Halo: Mortal Dictata

Mortal Dictata

Karen Traviss


Quick View: Just when Traviss started to redeem herself with Thursday War, she utterly and completely disappoints us with this sad excuse of a novel. My 8 yr old Nephew can write a more compelling Halo Story than this.



Full Review: Oh, where to start. Where to start with this one. I don’t know what’s worse, the utter disrespect for almost every character in the novel or how pitiful the novel is in comparison to the previous two. If you have read my previous reviews of Karen Traviss’ Kilo-5 trilogy, then you know I’m no huge fan. Traviss is known for playing with the lives of characters, and is infamous amongst Star Wars fans for killing off of Mara Jade Skywalker in her novel Sacrifice. Mortal Dictata is the final nail in the coffin for the Kilo-5 trilogy, and

drives home the point that no matter how skilled or established an author is, not everybody is fit to write a Halo novel.

Where do we begin in this “story”? Well, Traviss proves that nobody is beyond cliches when she takes a character with an established backstory thanks to Nylund’s SPARTAN II trilogy and disregards everything about them. Naomi, the only active SPARTAN II member of Kilo-5, suddenly has all of the exposed emotions a regular person might have. Traviss gives her a sense of humor, attraction, as well as renegade feelings for her relatives. Whether her father is the member of the insurrection or not, a SPARTAN II would feel no remorse no difficulty in carrying out a mission to defeat that person. The spartans were raised together from an early age to fight or die. They were programmed to be the perfect warriors. Because of this, they are incredibly introverted, and only really socialise with their fellow spartans. Now, I can understand if she begins to socialise with her fellow soldiers of Kilo-5. I can even accept if she begins to have feelings for one of them. But, I will not accept that she will let her feelings about a father she barely knew intervene with her mission to end the insurgency.

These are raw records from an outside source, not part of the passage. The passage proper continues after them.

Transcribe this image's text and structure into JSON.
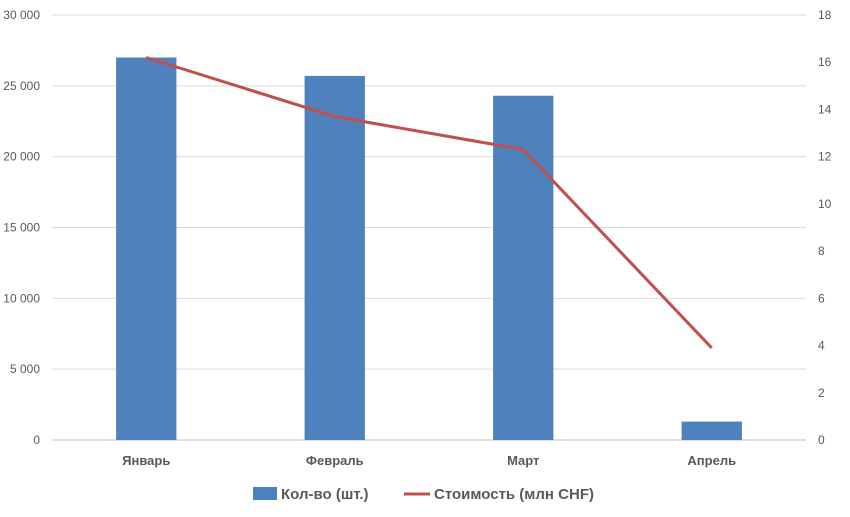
{
  "chart_data": {
    "type": "bar",
    "categories": [
      "Январь",
      "Февраль",
      "Март",
      "Апрель"
    ],
    "series": [
      {
        "name": "Кол-во (шт.)",
        "type": "bar",
        "axis": "left",
        "color": "#4f81bd",
        "values": [
          27000,
          25700,
          24300,
          1300
        ]
      },
      {
        "name": "Стоимость (млн CHF)",
        "type": "line",
        "axis": "right",
        "color": "#c0504d",
        "values": [
          16.2,
          13.7,
          12.3,
          3.9
        ]
      }
    ],
    "y_left": {
      "min": 0,
      "max": 30000,
      "ticks": [
        "0",
        "5 000",
        "10 000",
        "15 000",
        "20 000",
        "25 000",
        "30 000"
      ],
      "tick_values": [
        0,
        5000,
        10000,
        15000,
        20000,
        25000,
        30000
      ]
    },
    "y_right": {
      "min": 0,
      "max": 18,
      "ticks": [
        "0",
        "2",
        "4",
        "6",
        "8",
        "10",
        "12",
        "14",
        "16",
        "18"
      ],
      "tick_values": [
        0,
        2,
        4,
        6,
        8,
        10,
        12,
        14,
        16,
        18
      ]
    },
    "grid": true,
    "legend_position": "bottom"
  }
}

The world building is non existent, as Traviss uses the same barren, run down planets from her previous novels, and only expands on the already established worlds. All I can say about it is it seems to be a mix between Mad Max and Firefly in terms of scenery, except for when we follow the terribly dull Kig Yar segments of the book. I actually had to skip entire sections of the novel because I couldn’t stand the plotline of the Jackal pirates. I felt no attachment to them, their purpose, or their plight. This book felt more like a SyFy one off tv show than a Halo novel, and it shows throughout the book.

At the end of the day, the parts of the story that are redeemable fail to shine through the dirt and debris that is this books attempt at entertainment. Too many contradicting signals and a failure to mesh with the other Kilo-5 books, let alone other Halo novels, signal the death of this series. I sincerely hope 343 learned their lesson with risking their franchise with Traviss, and judging by Hunters in the Dark and New Blood, they certainly made better decisions in who to write for Halo. Overall, it’s still Halo, and has done more with the insurrection than other novels.